ある日曜日、国際空港から今僕が住むエリアとは真逆の方向、東へバイクを走らせ1時間、友人に連れて行ってもらった、写真のクラマスビーチ。地図にも記載されていないスポットで、ハイシーズンには世界中のマニアなサーファー達が集う土臭くて手つかずのエリア、とても心地よい風が吹く最高のロケーションでした。芸術の村ウブド地区へもバイクで30分圏内、高速道路(バリ島にはハイウェイがありません)を彷彿させるかの様な、田舎の真ん中に続く広い道路を突き進むと到着。まだまだ田舎だなぁ、と思っていた僕の住む街、スミニャックエリアも大都会に思える空だった。愛媛県ほどの小さなバリ島、まだまだ未開拓エリアが広がり、この島の大きさ?自分の小ささ?を、感じる素晴らしい休日だった。

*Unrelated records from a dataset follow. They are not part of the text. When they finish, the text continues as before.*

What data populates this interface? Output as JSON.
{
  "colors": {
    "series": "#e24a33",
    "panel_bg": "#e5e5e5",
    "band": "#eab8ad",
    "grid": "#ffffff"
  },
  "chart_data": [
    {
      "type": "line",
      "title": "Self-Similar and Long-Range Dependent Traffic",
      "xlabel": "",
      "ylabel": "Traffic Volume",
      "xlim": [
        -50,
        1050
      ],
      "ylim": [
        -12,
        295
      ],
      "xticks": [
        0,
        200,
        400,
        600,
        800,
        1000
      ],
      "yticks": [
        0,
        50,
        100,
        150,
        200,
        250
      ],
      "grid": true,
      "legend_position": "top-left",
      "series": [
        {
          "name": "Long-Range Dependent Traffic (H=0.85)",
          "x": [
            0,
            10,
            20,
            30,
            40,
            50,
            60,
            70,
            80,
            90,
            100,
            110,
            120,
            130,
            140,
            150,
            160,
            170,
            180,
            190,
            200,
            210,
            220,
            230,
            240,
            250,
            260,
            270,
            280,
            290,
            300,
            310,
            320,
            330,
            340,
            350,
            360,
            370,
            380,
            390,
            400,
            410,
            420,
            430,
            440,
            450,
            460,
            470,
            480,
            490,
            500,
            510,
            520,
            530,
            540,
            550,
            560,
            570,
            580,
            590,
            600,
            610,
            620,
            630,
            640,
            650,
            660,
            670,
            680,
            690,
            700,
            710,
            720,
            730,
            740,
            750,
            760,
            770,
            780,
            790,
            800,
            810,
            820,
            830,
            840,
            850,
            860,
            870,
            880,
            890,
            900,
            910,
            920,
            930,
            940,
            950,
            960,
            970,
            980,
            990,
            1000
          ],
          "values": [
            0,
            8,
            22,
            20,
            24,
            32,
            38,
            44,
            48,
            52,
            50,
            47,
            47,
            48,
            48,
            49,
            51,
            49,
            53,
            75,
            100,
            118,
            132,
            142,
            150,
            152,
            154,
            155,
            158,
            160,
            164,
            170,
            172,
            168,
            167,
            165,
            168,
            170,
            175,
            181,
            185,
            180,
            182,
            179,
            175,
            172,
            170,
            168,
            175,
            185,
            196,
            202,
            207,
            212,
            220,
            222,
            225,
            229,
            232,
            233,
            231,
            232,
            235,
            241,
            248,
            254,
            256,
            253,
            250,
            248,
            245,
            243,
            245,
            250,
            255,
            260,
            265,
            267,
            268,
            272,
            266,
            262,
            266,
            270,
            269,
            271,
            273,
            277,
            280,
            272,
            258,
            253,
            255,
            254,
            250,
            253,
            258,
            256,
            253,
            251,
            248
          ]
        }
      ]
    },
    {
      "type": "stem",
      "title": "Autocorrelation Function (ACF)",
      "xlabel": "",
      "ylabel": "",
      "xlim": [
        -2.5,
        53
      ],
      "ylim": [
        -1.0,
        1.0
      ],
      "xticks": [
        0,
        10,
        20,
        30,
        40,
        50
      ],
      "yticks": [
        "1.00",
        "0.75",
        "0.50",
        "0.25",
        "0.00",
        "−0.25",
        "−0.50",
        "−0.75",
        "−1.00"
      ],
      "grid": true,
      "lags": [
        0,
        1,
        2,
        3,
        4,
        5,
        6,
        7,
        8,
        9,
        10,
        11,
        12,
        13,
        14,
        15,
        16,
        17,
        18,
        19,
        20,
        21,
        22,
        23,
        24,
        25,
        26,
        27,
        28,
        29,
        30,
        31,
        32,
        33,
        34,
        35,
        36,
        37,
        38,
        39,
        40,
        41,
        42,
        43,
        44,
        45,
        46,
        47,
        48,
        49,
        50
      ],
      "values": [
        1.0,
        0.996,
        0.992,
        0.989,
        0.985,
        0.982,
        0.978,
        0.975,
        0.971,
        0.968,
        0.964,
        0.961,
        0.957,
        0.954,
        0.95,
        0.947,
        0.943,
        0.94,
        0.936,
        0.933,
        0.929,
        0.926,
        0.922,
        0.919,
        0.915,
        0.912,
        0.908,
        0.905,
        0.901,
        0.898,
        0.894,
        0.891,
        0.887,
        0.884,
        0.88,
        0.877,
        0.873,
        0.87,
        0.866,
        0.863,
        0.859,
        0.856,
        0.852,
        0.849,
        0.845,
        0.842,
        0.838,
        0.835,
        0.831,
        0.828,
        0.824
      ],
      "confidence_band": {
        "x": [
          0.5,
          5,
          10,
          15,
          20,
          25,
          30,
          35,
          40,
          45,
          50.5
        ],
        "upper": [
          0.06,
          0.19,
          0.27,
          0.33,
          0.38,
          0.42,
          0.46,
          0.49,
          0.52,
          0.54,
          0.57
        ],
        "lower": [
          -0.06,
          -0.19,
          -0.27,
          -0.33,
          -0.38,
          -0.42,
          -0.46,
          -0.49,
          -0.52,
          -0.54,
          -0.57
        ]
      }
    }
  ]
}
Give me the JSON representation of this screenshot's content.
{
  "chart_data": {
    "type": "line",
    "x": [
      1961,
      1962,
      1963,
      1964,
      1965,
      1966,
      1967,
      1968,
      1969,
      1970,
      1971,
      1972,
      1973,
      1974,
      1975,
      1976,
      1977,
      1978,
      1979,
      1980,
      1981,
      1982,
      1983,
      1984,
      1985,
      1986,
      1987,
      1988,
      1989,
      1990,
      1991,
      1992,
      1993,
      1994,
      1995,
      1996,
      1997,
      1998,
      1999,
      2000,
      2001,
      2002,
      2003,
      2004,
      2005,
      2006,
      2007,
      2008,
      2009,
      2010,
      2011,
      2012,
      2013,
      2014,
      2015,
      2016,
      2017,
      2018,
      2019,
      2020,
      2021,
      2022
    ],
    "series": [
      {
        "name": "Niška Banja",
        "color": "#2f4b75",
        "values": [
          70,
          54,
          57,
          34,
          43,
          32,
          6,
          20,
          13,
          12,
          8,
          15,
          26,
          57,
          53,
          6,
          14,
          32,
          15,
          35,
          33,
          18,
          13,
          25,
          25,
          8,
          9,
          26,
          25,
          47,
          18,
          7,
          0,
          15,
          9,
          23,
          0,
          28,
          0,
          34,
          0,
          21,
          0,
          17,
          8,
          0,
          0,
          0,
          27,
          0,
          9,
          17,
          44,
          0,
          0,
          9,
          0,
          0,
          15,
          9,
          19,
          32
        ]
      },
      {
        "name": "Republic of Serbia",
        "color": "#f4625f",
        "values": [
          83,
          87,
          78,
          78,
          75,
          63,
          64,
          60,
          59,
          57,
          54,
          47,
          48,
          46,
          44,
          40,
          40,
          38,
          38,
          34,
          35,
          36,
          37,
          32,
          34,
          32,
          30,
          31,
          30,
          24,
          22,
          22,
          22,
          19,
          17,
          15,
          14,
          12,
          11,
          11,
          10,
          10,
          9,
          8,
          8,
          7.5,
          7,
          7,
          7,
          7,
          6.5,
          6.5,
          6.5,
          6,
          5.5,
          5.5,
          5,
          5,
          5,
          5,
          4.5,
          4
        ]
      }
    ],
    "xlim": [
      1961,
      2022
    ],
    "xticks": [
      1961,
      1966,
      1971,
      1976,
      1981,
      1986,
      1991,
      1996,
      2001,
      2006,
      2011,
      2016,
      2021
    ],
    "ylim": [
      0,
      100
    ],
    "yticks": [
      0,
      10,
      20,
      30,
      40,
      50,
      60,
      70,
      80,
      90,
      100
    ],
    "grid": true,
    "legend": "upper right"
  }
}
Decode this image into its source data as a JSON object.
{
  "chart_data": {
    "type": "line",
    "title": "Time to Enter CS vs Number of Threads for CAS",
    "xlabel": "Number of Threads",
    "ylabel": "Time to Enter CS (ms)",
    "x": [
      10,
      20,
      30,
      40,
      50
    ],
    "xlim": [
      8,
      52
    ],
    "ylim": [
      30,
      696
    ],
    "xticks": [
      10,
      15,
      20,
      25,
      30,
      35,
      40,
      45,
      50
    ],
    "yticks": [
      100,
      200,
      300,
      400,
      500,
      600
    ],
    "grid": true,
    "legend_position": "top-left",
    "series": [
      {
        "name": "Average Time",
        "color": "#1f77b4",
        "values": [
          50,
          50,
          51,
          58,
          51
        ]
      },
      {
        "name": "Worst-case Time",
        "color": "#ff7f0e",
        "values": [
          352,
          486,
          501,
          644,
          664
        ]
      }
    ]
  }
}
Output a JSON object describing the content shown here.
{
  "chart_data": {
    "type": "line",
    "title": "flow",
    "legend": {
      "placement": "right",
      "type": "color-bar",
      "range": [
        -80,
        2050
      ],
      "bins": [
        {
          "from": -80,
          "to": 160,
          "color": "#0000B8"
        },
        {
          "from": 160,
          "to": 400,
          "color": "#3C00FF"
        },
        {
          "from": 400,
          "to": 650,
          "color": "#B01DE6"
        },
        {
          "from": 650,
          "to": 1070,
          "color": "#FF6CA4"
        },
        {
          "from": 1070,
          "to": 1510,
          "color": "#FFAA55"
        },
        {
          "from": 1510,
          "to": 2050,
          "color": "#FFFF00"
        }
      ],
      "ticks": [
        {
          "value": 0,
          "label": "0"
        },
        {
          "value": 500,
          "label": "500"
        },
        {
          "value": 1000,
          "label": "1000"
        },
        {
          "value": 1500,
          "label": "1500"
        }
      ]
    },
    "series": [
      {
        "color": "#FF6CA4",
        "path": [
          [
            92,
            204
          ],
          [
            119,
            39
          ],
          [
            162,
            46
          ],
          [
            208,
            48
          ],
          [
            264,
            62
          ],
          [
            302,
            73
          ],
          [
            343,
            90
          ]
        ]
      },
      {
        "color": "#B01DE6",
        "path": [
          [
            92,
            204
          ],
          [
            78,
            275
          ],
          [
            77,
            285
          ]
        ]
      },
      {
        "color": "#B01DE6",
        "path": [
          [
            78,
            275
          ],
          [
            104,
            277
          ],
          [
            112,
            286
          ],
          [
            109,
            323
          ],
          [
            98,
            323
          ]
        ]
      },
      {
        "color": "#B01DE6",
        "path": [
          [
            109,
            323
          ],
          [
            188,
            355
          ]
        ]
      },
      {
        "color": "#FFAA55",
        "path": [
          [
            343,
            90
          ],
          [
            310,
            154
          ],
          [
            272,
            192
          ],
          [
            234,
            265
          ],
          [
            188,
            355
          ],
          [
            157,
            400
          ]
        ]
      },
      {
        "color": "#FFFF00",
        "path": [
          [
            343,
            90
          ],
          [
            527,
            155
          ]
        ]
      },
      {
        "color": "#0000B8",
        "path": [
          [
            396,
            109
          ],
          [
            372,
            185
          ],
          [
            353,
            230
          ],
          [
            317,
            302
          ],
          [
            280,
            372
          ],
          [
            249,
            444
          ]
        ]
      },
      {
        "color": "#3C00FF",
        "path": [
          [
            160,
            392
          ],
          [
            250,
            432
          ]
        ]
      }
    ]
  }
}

さて、いよいよ3月5日は『ニュピ』バリ島で迎える究極の休日?儀式?『一切の文明から自らを遮断し、静寂と闇の中で自分を見つめ、自然と原始に帰り、家族と共に過ごすバリ島の伝統文化。それがニュピ』いわゆるヒンドゥー教の暦で新年を迎えます。正月です。ならば明日は大晦日?以前にもブログで軽く触れましたが、5日の夜明けから6日の夜明けまで、全島民の外出が許されず、自宅で過ごし、火や電気も使わず、断食をして、静かに過ごします。道路も空港も閉鎖、ツーリストもホテルから出れません。とはいっても、最近では、部屋の光が外に漏れない様に前日から窓を新聞紙で覆ったり、こっそり食事したりと現地でも年に一度の家族行事の様に風化しているようですが。。。しかし熱心な、バリ・ヒンドゥー教徒は徹底しています。
Hari Raya = 断食の祝日、Nyepi = 静寂の日。
ニュピが近づくに連れてバリ島内では在住外国人の間で「ニュピはどうするの?」ってセリフを流行語?ってぐらい耳にします。仲のいい友人達(ニュピ経験者のバリ島ライフの先輩方)は、前日からバリ島を離れ、3つの小さな島が隣り合わせの、ギリ島の中にある、メノ島へと、パーティートリップするらしく、粋な計らいで僕にDJをさせようとプランを立ててくれたりと、ありがたいお誘いを頂き、正直さっきまで心揺らいでおりましたが、やはり自宅で過ごす事にしました。その決め手は、僕が住む部屋のオーナー夫妻との会話。今の自宅は最寄りビーチから徒歩15分ほど、そこで夫妻に訪ねた、「もしかしてニュピになると、波の音が部屋まで聞こえてくる、物静かさ?」すると夫妻は答えた、「何言ってるの?毎日夜明けになると、波の音は部屋まで聞こえるわよ!耳を澄ましてご覧なさい。」と、、、気がつかなかった、日常生活の中ですら、まだまだ感じ取る事が出来てない、音や空気、バリ島に吹く風がある。そして夫妻は言う「庭のプールにでも浮かんでご覧なさい、メノアイランドへ行くよりも、ずっと遠くに行けるわよ。」と、2人にうっすら笑われた。
もう一度考えてみた、島民全体で意識し作り込む24時間。その間に生まれる静寂の中でしか感じ取る事の出来ない何かが?。小鳥の囀りは、呟きにでも聴こえるのか?それとも大合唱?風の音?揺れる木の音?そして波の音?声?想像するだけで心地よい身震いが。こうなると、やっぱり断食もした方がいいのか?と、二日後に迫るニュピを直前にし、すでに初めての感覚が体中を掛け巡っている。
ハンディーレコーダー片手に、僕なりの『ニュピ』を過ごしてみる事にした。